Handle network failures with minimum convergence time. Backdoor channel with inhouse protocol.
Simulation platform. NCCL benchmark.
Networking for GenAI Training and Inference Clusters: video Super Good!
Recommendation Model: training 100GFlops/interation. inference: few GFlops/s for 100ms latency.
LLM: training 1PetaFlops/sentence (3 orders magnitude > recommendation), inference: 10PF/s for 1sec time-to-first token. +10k GPUs for training. Distributed inferencce. Need Compute too.
LLama2 70Billion tokens -> 1.7M hours of GPU. IB 200G per GPU, 51.2 TB/s bisection bw. 800 ZetaFlops. 2 Trillion dataset. 2k A100 GPUs. As well, used ROCEv2 (LLama2 34B).
+30 ExaFlops (30% of H100 GPUs fp8 peak) + LLama65B training < 1day.
Massive cluster: 32k GPUs! Model Parallelism.
LLM inference: dual-edge problem. Prefill large messages (High BW) + Decode small messages (latency sensitive).
Scale out (-bw, large domain. Scalable RDMA (IB or Ethernet), data parallel traffic) + Scale up (+BW, smaller domain.

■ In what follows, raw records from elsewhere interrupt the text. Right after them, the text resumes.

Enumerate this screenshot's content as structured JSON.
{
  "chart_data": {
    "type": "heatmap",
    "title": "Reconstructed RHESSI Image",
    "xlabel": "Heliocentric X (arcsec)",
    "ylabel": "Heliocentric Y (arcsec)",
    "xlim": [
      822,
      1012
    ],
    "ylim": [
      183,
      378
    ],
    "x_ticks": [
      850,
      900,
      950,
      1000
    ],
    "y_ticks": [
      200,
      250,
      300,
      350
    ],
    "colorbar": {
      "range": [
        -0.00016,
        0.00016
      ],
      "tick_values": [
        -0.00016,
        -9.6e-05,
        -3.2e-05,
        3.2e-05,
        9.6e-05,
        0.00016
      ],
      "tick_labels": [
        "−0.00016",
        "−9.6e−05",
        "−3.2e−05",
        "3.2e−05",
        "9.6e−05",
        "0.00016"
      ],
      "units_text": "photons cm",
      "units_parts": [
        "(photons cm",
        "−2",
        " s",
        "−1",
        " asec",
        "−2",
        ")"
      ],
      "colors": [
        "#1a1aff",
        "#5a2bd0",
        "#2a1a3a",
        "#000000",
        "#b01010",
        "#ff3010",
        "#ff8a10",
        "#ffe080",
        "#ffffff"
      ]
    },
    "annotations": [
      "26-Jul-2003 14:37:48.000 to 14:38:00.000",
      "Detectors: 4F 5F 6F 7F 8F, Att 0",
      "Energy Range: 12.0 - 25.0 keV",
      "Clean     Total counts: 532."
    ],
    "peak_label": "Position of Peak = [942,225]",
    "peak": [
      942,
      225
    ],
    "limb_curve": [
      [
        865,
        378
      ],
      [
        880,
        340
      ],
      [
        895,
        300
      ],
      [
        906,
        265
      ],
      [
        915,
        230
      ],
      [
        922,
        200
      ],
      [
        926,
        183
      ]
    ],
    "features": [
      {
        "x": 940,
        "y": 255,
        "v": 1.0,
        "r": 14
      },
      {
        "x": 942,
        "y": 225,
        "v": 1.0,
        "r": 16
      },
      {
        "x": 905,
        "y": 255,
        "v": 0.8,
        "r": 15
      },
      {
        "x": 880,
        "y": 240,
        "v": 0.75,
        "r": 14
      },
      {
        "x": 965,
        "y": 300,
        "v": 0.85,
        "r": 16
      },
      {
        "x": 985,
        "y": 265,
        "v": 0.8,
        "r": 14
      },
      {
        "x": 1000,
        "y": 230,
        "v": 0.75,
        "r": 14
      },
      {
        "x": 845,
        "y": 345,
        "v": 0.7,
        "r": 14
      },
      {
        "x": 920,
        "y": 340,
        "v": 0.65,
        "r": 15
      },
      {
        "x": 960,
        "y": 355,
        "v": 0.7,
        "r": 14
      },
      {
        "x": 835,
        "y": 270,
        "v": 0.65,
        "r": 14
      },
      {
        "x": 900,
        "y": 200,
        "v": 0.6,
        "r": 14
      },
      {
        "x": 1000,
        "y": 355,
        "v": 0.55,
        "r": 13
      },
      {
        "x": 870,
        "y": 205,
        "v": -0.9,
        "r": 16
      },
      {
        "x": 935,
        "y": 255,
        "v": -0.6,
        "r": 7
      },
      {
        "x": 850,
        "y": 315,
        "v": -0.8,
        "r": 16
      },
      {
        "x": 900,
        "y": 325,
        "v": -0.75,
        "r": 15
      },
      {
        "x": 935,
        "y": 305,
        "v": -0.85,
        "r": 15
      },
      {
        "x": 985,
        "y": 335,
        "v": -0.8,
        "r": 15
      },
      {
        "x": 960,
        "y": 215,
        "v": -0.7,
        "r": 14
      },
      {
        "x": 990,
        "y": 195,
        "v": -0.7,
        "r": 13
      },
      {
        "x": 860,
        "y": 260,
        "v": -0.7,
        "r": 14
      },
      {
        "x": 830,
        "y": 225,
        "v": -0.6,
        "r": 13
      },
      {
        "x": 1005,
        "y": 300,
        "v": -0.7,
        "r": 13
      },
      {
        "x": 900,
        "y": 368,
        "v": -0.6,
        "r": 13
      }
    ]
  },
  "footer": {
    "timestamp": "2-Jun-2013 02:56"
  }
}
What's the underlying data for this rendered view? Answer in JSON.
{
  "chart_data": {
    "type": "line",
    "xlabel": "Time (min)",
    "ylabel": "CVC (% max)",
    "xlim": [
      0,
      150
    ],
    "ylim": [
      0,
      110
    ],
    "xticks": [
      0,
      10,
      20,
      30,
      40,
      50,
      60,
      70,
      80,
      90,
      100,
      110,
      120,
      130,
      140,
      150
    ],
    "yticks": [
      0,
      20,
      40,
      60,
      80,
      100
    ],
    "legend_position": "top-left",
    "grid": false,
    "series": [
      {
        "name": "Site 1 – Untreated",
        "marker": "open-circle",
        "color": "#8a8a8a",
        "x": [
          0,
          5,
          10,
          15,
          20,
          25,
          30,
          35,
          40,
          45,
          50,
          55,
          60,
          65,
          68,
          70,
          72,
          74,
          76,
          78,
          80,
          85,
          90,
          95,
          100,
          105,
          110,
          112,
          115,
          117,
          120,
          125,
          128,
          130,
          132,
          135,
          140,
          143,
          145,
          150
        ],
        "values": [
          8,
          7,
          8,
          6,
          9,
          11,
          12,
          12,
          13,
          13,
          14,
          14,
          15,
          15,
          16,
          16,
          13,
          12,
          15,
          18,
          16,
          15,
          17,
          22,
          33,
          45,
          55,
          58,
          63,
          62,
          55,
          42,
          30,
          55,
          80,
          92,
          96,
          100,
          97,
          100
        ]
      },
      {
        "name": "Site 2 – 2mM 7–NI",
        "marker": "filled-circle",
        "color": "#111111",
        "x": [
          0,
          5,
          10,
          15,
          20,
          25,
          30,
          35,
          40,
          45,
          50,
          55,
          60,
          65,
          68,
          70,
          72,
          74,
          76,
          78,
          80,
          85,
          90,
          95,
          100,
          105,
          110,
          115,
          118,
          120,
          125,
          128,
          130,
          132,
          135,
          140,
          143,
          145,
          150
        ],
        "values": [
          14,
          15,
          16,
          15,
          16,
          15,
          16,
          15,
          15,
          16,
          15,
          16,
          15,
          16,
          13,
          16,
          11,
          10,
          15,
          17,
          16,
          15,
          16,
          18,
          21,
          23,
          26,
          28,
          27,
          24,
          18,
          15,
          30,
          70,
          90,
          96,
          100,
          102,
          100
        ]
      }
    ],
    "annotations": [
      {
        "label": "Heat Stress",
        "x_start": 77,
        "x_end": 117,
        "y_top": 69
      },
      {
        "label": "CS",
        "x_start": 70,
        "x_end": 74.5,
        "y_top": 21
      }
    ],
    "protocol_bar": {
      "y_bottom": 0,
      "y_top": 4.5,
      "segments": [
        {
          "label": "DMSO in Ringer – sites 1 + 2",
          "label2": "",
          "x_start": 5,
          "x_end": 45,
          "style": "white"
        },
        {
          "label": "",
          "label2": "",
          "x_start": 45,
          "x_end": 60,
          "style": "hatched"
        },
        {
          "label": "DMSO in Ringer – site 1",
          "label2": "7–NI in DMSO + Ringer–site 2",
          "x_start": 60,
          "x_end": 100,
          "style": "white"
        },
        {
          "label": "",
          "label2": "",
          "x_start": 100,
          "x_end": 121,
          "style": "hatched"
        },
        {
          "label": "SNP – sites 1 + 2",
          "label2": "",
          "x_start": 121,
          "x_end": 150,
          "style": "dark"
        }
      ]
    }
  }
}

NVLink 400G, model parallel traffic)
32k GPU. TOR (252), Spine (18), AGG (18). 3 levels. Oversubscription Spine-Agg 7:1. 8 clusters. 252 racks per cluster. 16 GPUs per rack (8x252x16=32k GPUs). ROCEv2!
Model Parallelism harder for computation. Model Parallel traffic: all-reduced/all-to-all, big messages (inside cluster = sclae-up). Data Parallel traffic: all-gather & reduce-scatter (between cluster = scale-out, NVLink)
Challenges: Latency matters more than ranking. Reliability !!!!!